Table 1 Robust rank correlation coefficients for the bivariate normal distribution to resist outliers in the data for each situation.
| Sample Size (n) | Percentages of Outliers | ||
|---|---|---|---|
| 0 | 10 | 20 | |
| 10 | Composite | Composite | Composite |
| 30 | Composite | Composite | Composite |
| Plangenet | Plangenet | ||
| 50 | Composite | Composite | Composite |
| Plangenet | Plangenet | ||
| 100 | Composite | Composite | Composite |
| Plangenet | Plangenet | Plangenet | |
| Spearman | |||
Note: Composite = rC is robust estimator for all levels of ρ, Plantagenet = rPG is robust estimator for all levels of ρ, Spearman = rS is robust estimator for all levels of ρ.

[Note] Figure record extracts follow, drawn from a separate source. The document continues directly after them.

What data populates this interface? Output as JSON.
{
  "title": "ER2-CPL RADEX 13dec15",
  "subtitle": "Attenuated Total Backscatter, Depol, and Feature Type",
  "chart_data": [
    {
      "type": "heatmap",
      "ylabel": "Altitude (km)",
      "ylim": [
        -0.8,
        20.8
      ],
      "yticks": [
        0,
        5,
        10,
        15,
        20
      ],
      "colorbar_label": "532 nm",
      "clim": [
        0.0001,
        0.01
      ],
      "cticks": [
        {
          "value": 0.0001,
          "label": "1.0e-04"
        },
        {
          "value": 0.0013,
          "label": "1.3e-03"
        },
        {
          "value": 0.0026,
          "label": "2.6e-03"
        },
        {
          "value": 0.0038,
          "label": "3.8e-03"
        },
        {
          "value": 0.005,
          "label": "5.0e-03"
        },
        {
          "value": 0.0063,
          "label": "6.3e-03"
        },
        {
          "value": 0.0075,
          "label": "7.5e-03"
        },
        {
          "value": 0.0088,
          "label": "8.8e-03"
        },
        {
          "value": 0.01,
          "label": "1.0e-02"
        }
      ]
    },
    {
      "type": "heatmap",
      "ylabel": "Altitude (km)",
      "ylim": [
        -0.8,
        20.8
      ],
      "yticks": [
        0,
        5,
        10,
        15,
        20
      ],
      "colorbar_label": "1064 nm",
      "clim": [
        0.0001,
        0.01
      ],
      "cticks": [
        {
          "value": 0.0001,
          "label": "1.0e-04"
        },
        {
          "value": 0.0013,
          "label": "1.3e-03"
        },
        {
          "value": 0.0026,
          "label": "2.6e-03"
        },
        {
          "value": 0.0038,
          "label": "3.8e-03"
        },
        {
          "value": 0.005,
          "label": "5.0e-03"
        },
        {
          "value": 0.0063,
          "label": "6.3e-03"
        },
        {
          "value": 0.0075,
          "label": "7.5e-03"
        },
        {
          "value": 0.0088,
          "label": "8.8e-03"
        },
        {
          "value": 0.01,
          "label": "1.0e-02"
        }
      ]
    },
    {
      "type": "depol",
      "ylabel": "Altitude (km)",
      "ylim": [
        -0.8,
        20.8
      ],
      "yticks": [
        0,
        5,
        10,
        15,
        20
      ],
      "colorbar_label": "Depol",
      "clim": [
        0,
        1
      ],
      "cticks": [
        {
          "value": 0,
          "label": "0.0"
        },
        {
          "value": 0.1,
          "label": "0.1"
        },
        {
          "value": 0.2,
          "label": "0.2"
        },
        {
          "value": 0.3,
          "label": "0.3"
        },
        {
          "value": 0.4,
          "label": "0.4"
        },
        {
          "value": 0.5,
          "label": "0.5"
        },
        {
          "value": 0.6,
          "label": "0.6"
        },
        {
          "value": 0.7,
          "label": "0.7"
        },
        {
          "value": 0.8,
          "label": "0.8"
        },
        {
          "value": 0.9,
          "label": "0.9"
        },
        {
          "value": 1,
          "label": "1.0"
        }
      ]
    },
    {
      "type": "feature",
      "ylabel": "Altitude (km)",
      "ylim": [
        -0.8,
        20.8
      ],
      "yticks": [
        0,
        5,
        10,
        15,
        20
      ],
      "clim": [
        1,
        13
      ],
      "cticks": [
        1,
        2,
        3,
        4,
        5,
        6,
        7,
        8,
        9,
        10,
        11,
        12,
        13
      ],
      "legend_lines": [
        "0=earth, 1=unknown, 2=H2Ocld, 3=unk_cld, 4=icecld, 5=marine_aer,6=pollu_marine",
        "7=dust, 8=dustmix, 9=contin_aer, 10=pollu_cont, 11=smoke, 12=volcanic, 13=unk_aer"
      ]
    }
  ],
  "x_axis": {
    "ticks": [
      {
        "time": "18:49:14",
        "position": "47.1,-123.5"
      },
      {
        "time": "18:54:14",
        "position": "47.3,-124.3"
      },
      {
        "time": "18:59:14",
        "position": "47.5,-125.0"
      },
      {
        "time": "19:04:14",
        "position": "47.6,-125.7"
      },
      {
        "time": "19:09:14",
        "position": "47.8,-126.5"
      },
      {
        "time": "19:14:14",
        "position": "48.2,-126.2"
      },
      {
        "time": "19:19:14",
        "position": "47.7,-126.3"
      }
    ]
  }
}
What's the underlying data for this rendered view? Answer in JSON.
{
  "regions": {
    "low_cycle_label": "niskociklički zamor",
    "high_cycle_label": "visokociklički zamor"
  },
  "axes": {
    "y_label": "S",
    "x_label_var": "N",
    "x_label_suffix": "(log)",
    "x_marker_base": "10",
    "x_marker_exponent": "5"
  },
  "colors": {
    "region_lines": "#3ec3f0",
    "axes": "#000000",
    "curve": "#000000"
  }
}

The composite correlation coefficient seems to be the most robust estimator for all sample sizes and all levels of ρ, whatever the percentage of outliers in the data. This estimator can be calculated without difficultly by computer programming (see Appendix). In the case of outliers in the data, Plantagenet's correlation coefficient seems to be the most robust estimator for a large sample size (n = 30,50 and 100) and all levels of ρ. In the case of non-outliers in the data, the proposed composite correlation coefficient seems to perform well for all levels of the sample size and ρ.
Acknowledgements
This research was financially supported by the Kasetsart University Research and Development Institute (KURDI). The author would like to thank the head of the Department of Statistics, Faculty of Science, Kasetsart University for supplying the facilities necessary for the research.